In the second half of today’s Gospel reading, Jesus welcomes and blesses little children, telling the disciples that “whoever does not receive the kingdom of God as a little child will never enter it.” We often talk about how innocent and pure children are, that they have to be taught to hate and exclude. But as the mother of a preschooler who has observed a lot of playdates in the last four years, I can confirm that kids start out a lot like Eleanor: they want and will grab whatever toy is most interesting, particularly if someone else has it; they don’t particularly want to share; they want to follow their own agendas and often throw fits to try to get their way; they leave messes everywhere with no thought of cleaning up after themselves; and depending on the kid, they may see it as no big deal to tell a fib to avoid consequences. Kids have to be taught to hate and exclude, yes, but in my experience, they also have to be taught to be generous, to take turns, to have self control, to compromise, to be honest, to take responsibility for their actions, and to put someone else’s needs or desires ahead of their own.
We talked a few weeks ago about how welcoming a little child in Jesus’ time meant putting those with the least power at the middle of the discussion – something we honor today with our Neighbors in Need offering. Today we get another perspective on why Jesus holds up children as the way into the kindom of heaven: like Eleanor, they are smack in the middle of learning how to be good people, and they have no illusions that they aren’t capable of changing just because they’ve always been that way. Children are inherently open to growth and new perspectives, and they shift our perspectives by questioning why things are done the way they are, They are often vulnerable, sharing their innermost thoughts and feelings, in ways we adults have long forgotten how to do.
In divorce, children are a pivot point: they can bring out our worst as we battle for control via custody rights; or they can bring out our best selves, softening our hearts to develop a respectful, working relationship with our ex for the good of our kids.

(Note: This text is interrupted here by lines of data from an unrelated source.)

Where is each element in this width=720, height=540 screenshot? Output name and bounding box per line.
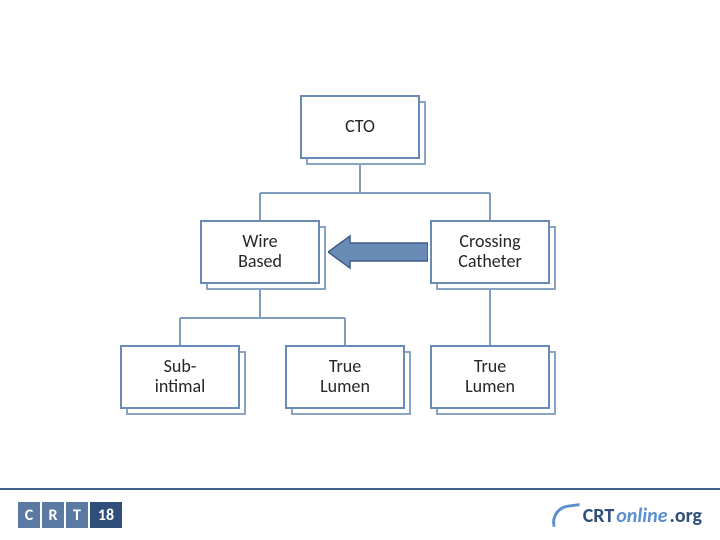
- logo-text-main: CRT: [583, 504, 615, 528]
- logo-seg-2: T: [66, 502, 88, 528]
- diagram-stage: CTO WireBased CrossingCatheter Sub-intimal T…: [0, 0, 720, 540]
- logo-text-suffix: .org: [670, 504, 702, 528]
- node-label: TrueLumen: [285, 345, 405, 409]
- logo-seg-3: 18: [90, 502, 122, 528]
- node-label: CTO: [300, 95, 420, 159]
- arrow-left-icon: [328, 234, 428, 270]
- footer-bar: CRT18 CRTonline.org: [0, 488, 720, 540]
- logo-text-accent: online: [616, 504, 667, 528]
- node-sub: Sub-intimal: [120, 345, 240, 409]
- node-label: Sub-intimal: [120, 345, 240, 409]
- logo-crtonline: CRTonline.org: [551, 502, 702, 528]
- node-label: TrueLumen: [430, 345, 550, 409]
- swoosh-icon: [549, 503, 581, 527]
- node-root: CTO: [300, 95, 420, 159]
- node-wire: WireBased: [200, 220, 320, 284]
- logo-seg-0: C: [18, 502, 40, 528]
- node-label: WireBased: [200, 220, 320, 284]
- logo-crt18: CRT18: [18, 502, 122, 528]
- logo-seg-1: R: [42, 502, 64, 528]
- node-label: CrossingCatheter: [430, 220, 550, 284]
- node-tl1: TrueLumen: [285, 345, 405, 409]
- node-cross: CrossingCatheter: [430, 220, 550, 284]
- node-tl2: TrueLumen: [430, 345, 550, 409]
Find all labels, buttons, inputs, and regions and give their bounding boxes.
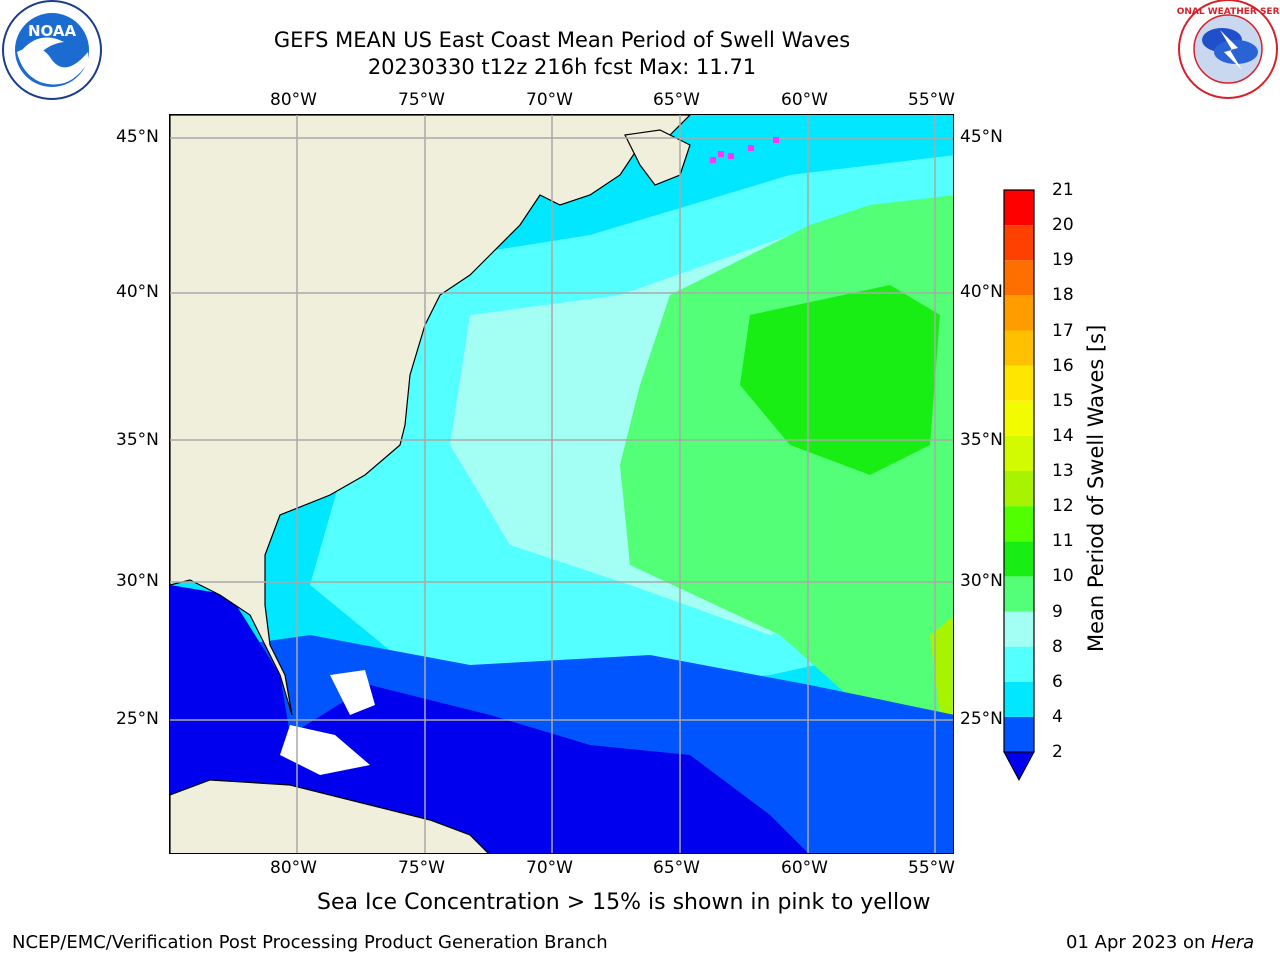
nws-logo: NATIONAL WEATHER SERVICE <box>1176 0 1280 99</box>
lat-label-left-25n: 25°N <box>116 709 159 729</box>
footer-host: Hera <box>1211 932 1255 953</box>
footer-date: 01 Apr 2023 on <box>1066 932 1212 953</box>
colorbar-segment <box>1004 225 1034 261</box>
lon-label-bottom-65w: 65°W <box>653 858 700 878</box>
map-canvas <box>170 115 953 853</box>
lat-label-right-35n: 35°N <box>960 430 1003 450</box>
lat-label-left-45n: 45°N <box>116 127 159 147</box>
svg-text:NATIONAL WEATHER SERVICE: NATIONAL WEATHER SERVICE <box>1176 7 1280 17</box>
colorbar-segment <box>1004 260 1034 296</box>
lat-label-left-40n: 40°N <box>116 282 159 302</box>
colorbar-segment <box>1004 681 1034 717</box>
lon-label-top-55w: 55°W <box>908 90 955 110</box>
noaa-logo: NOAA <box>2 0 102 100</box>
lon-label-bottom-60w: 60°W <box>781 858 828 878</box>
map-subtitle: 20230330 t12z 216h fcst Max: 11.71 <box>367 55 757 79</box>
colorbar-ticks: 2 4 6 8 9 10 11 12 13 14 15 16 17 18 19 20 21 <box>1040 180 1100 780</box>
sea-ice-note: Sea Ice Concentration > 15% is shown in … <box>317 890 931 915</box>
colorbar-tick-label: 19 <box>1052 250 1074 271</box>
colorbar-tick-label: 9 <box>1052 601 1063 622</box>
colorbar-segment <box>1004 576 1034 612</box>
colorbar-tick-label: 13 <box>1052 461 1074 481</box>
lon-label-top-60w: 60°W <box>781 90 828 110</box>
lon-label-bottom-70w: 70°W <box>526 858 573 878</box>
cuba-land <box>170 779 489 853</box>
colorbar-tick-label: 14 <box>1052 425 1074 446</box>
map-title: GEFS MEAN US East Coast Mean Period of S… <box>273 28 851 52</box>
colorbar-under-arrow <box>1003 751 1035 782</box>
colorbar-tick-label: 2 <box>1052 742 1063 762</box>
lat-label-right-40n: 40°N <box>960 282 1003 302</box>
colorbar-tick-label: 4 <box>1052 706 1063 727</box>
lon-label-bottom-75w: 75°W <box>398 858 445 878</box>
colorbar-segment <box>1004 330 1034 366</box>
colorbar-segment <box>1004 716 1034 752</box>
colorbar-tick-label: 10 <box>1052 566 1074 587</box>
colorbar-tick-label: 6 <box>1052 671 1063 692</box>
colorbar-tick-label: 12 <box>1052 496 1074 517</box>
lat-label-right-25n: 25°N <box>960 709 1003 729</box>
lat-label-right-45n: 45°N <box>960 127 1003 147</box>
colorbar-outline <box>1003 189 1035 753</box>
svg-text:NOAA: NOAA <box>28 22 77 40</box>
footer-right: 01 Apr 2023 on Hera <box>1066 932 1254 953</box>
colorbar-tick-label: 20 <box>1052 215 1074 236</box>
colorbar-segment <box>1004 541 1034 577</box>
colorbar-segment <box>1004 471 1034 507</box>
no-data-patch-1 <box>330 670 375 715</box>
colorbar-segment <box>1004 506 1034 542</box>
field-10-11s <box>740 285 940 475</box>
lat-label-left-30n: 30°N <box>116 571 159 591</box>
lon-label-bottom-80w: 80°W <box>270 858 317 878</box>
sea-ice-marks <box>710 137 779 163</box>
colorbar-segment <box>1004 365 1034 401</box>
lon-label-top-80w: 80°W <box>270 90 317 110</box>
lat-label-left-35n: 35°N <box>116 430 159 450</box>
colorbar-tick-label: 15 <box>1052 390 1074 411</box>
colorbar-tick-label: 18 <box>1052 285 1074 306</box>
colorbar-segment <box>1004 190 1034 226</box>
colorbar <box>1003 189 1035 782</box>
field-under-2s <box>170 585 808 853</box>
colorbar-tick-label: 11 <box>1052 531 1074 552</box>
swell-period-map <box>169 114 954 854</box>
footer-left: NCEP/EMC/Verification Post Processing Pr… <box>12 932 608 953</box>
lon-label-top-75w: 75°W <box>398 90 445 110</box>
colorbar-tick-label: 8 <box>1052 636 1063 657</box>
colorbar-tick-label: 16 <box>1052 355 1074 376</box>
colorbar-tick-label: 17 <box>1052 320 1074 341</box>
colorbar-segment <box>1004 646 1034 682</box>
lon-label-top-65w: 65°W <box>653 90 700 110</box>
north-america-land <box>170 115 691 716</box>
lon-label-top-70w: 70°W <box>526 90 573 110</box>
colorbar-segment <box>1004 295 1034 331</box>
colorbar-segment <box>1004 435 1034 471</box>
colorbar-label: Mean Period of Swell Waves [s] <box>1084 324 1108 652</box>
lon-label-bottom-55w: 55°W <box>908 858 955 878</box>
lat-label-right-30n: 30°N <box>960 571 1003 591</box>
colorbar-tick-label: 21 <box>1052 180 1074 200</box>
no-data-patch-2 <box>280 725 370 775</box>
colorbar-segment <box>1004 611 1034 647</box>
graticule <box>170 115 953 853</box>
colorbar-segment <box>1004 400 1034 436</box>
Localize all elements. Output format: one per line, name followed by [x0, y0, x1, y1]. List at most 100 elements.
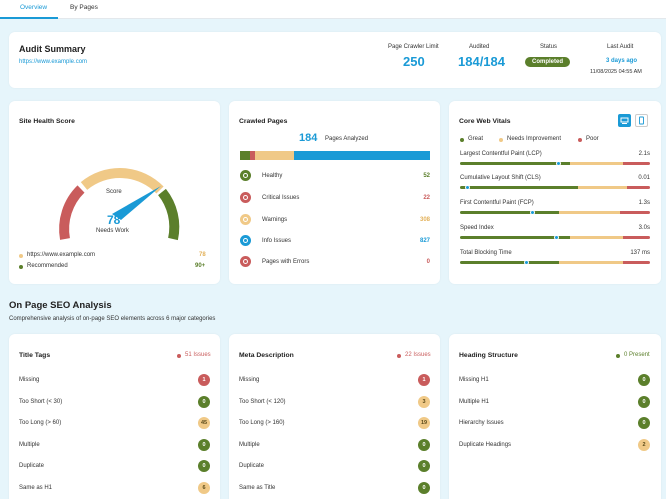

I don’t think Jesus had – or has – any illusions about how prone we humans are to missing the mark, to failing, to hurting one another. But I think he also has no illusions about our ability to become better people than we were – to face our brokenness, even our broken covenants, with the vulnerability and open-heartedness of a child; to admit when something has gone wrong; to channel our rage into change; and to proceed not with violence or hatred or hard hearts, but with courage and compassion, committed to a new and different way.